–Koy bakalım.
–Dayı, işimizi bitirip sonra içsek!
–Yooo, gençsin böyle şeyleri bilmezsin. Saçlarımın sayısı kadar mezar açmışım – gayriihtiyari olarak dazlak kafasını sıvazladı- cesedi halletmeden önce kafayı iyice çekmelisin.
–Dayı, mezardan çok mu ceset çıkardın?
–Bir sürü… İyi, haydi şerefe. Ölülere rahmet, kalanlara can sağlığı. Canımız başımız sağ olsun.
Akşamın karanlığı çöküyordu.
Nasrullah, cebinden daha önce büktüğü bir sigarayı çıkarıp kibritle tutuşturdu ve bir nefes çekip Fazıl’a uzattı.
–Al bir nefes de sen çek.
–Neden?
–Çünkü gerekli.
Fazıl bir nefes çekip;
–Esrar mı?
–Evet, votka ile esrarın keyfi müthiştir, bilmiyor muydun yoksa?
Fazıl bir nefes de alıp öksürmeğe başladı.

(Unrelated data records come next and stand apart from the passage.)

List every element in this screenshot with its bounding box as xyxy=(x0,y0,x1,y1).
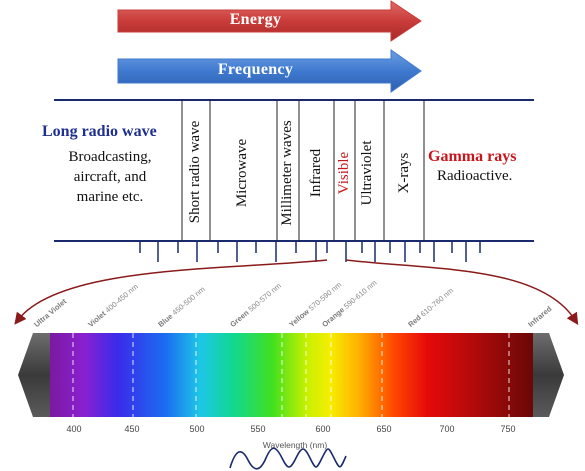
visible-spectrum-bar xyxy=(18,333,564,417)
description-line: marine etc. xyxy=(76,189,144,205)
wavelength-tick: 500 xyxy=(189,424,205,434)
description-line: aircraft, and xyxy=(73,169,147,185)
band-ultraviolet: Ultraviolet xyxy=(359,140,375,206)
frequency-label: Frequency xyxy=(217,61,294,78)
wavelength-tick: 450 xyxy=(124,424,140,434)
ultraviolet-end xyxy=(18,333,50,417)
band-microwave: Microwave xyxy=(234,138,250,208)
wavelength-tick: 550 xyxy=(250,424,266,434)
band-frame xyxy=(54,99,534,262)
wavelength-tick: 750 xyxy=(500,424,516,434)
long-radio-wave-description: Broadcasting, aircraft, and marine etc. xyxy=(46,147,174,207)
gamma-rays-description: Radioactive. xyxy=(437,168,513,184)
band-short-radio-wave: Short radio wave xyxy=(187,120,203,224)
wave-icon xyxy=(229,447,347,470)
band-infrared: Infrared xyxy=(308,148,324,198)
wavelength-tick: 600 xyxy=(315,424,331,434)
band-visible: Visible xyxy=(336,151,352,195)
wavelength-tick: 700 xyxy=(439,424,455,434)
long-radio-wave-title: Long radio wave xyxy=(42,123,157,140)
energy-arrow xyxy=(117,0,422,42)
wavelength-tick: 650 xyxy=(376,424,392,434)
wavelength-tick: 400 xyxy=(66,424,82,434)
energy-label: Energy xyxy=(229,11,282,28)
band-millimeter-waves: Millimeter waves xyxy=(279,120,295,226)
gamma-rays-title: Gamma rays xyxy=(428,148,517,165)
band-x-rays: X-rays xyxy=(396,152,412,194)
infrared-end xyxy=(533,333,564,417)
zoom-curves xyxy=(14,259,579,326)
frequency-arrow xyxy=(117,49,422,93)
wavelength-axis-label: Wavelength (nm) xyxy=(262,440,328,450)
description-line: Broadcasting, xyxy=(68,149,152,165)
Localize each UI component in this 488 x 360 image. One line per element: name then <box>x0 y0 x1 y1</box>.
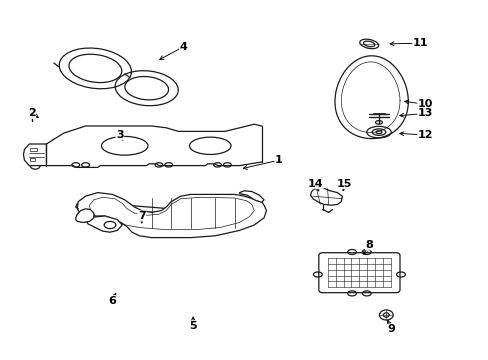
Text: 9: 9 <box>386 324 394 334</box>
FancyBboxPatch shape <box>318 253 399 293</box>
Text: 11: 11 <box>412 38 427 48</box>
Text: 12: 12 <box>417 130 432 140</box>
Polygon shape <box>76 209 94 222</box>
Text: 7: 7 <box>138 211 145 221</box>
Text: 1: 1 <box>274 155 282 165</box>
Text: 14: 14 <box>307 179 323 189</box>
Text: 13: 13 <box>417 108 432 118</box>
Polygon shape <box>77 193 266 238</box>
Text: 3: 3 <box>116 130 123 140</box>
Polygon shape <box>239 191 264 202</box>
Ellipse shape <box>189 137 231 154</box>
Text: 5: 5 <box>189 321 197 331</box>
Ellipse shape <box>102 136 148 155</box>
Polygon shape <box>78 202 193 214</box>
Text: 2: 2 <box>28 108 36 118</box>
Text: 10: 10 <box>417 99 432 109</box>
Text: 6: 6 <box>108 296 116 306</box>
Text: 8: 8 <box>365 240 372 250</box>
Polygon shape <box>85 216 122 232</box>
Polygon shape <box>310 188 342 205</box>
Text: 15: 15 <box>336 179 352 189</box>
Text: 4: 4 <box>179 42 187 52</box>
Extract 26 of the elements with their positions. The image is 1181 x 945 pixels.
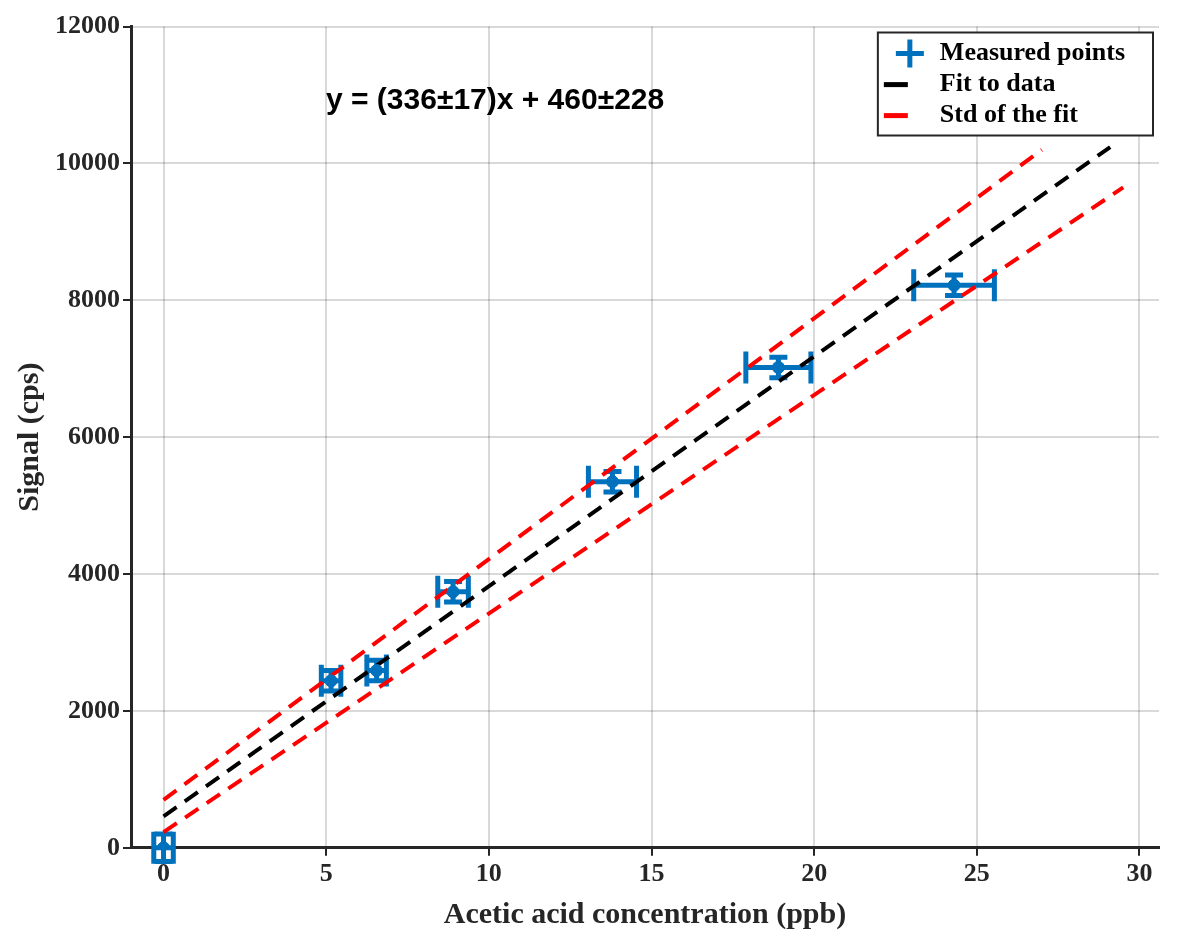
y-tick-label: 0 bbox=[107, 831, 120, 861]
x-tick-label: 10 bbox=[475, 858, 502, 888]
x-tick-label: 25 bbox=[963, 858, 990, 888]
point bbox=[947, 278, 961, 292]
y-tick-label: 2000 bbox=[68, 694, 120, 724]
x-tick-label: 5 bbox=[319, 858, 333, 888]
legend-label: Measured points bbox=[939, 37, 1126, 67]
legend-label: Std of the fit bbox=[939, 99, 1079, 129]
y-tick-label: 12000 bbox=[55, 10, 120, 40]
point bbox=[370, 664, 384, 678]
x-axis-title: Acetic acid concentration (ppb) bbox=[443, 895, 847, 930]
y-tick-label: 6000 bbox=[68, 420, 120, 450]
y-tick-label: 10000 bbox=[55, 147, 120, 177]
annotation: y = (336±17)x + 460±228 bbox=[326, 81, 665, 115]
y-tick-label: 4000 bbox=[68, 557, 120, 587]
x-tick-label: 15 bbox=[638, 858, 665, 888]
point bbox=[771, 360, 785, 374]
legend-label: Fit to data bbox=[939, 68, 1056, 98]
x-tick-label: 0 bbox=[157, 858, 171, 888]
point bbox=[324, 674, 338, 688]
y-tick-label: 8000 bbox=[68, 284, 120, 314]
x-tick-label: 30 bbox=[1126, 858, 1153, 888]
point bbox=[605, 475, 619, 489]
y-axis-title: Signal (cps) bbox=[10, 362, 45, 512]
x-tick-label: 20 bbox=[801, 858, 828, 888]
point bbox=[446, 585, 460, 599]
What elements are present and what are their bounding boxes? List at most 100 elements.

–Ver bakalım, senin için bu kadar yeter.
–Dayı, bitirecek miyiz?
–Bitireceğiz de, öteye de geçeceğiz. Çapık saat dokuzda gelecek, tam iki saatimiz var, elbette bitiririz.
–Dayı, Allah hakkı için anlayamıyorum, bu ceset Çapık’ın nesine gerek?
–Gökçaylı mısın?
–Nereden anladın?
–Gökçaylılar yemin ederken “Allah hakkı için” diyorlar da. Komşumuz da Gökçaylı idi.
–Annem Gökçaylı, babam Bakü’lü.
–Yaşıyorlar mı?
–Hııı.
–Allah uzun ömür versin.
–Dayı, bu cesedin Çapık için neden gerekli olduğunu söylemedin ama bu onun neyine gerek?
–Onu yalnızca Allah bilir. Estağfurullah. Bir de Çapık’ın kendinden başka kimse bilemez. Dök bakalım. Albinos ne demek duydun mu?
–Hayır, kim ki, İngiliz mi?
–Kara cahilin biri işte… Albinos bizim dilimizde akçıl demektir, onların her tarafı bembeyaz oluyor, saçları sakalları bile.
–Olsun, ne var bunda?
–Japon bilim adamları böyle insanların tüylerinin de, kemiklerinin de birçok derdin dermanı olduğunu bulmuşlar. Öyleleri öldüklerinde akrabalarıyla konuşup anlaşıyor, ölülerini önce saygıyla gömüyorlar, sonra da gizlice mezardan çıkarıp dışarıya satıyorlar…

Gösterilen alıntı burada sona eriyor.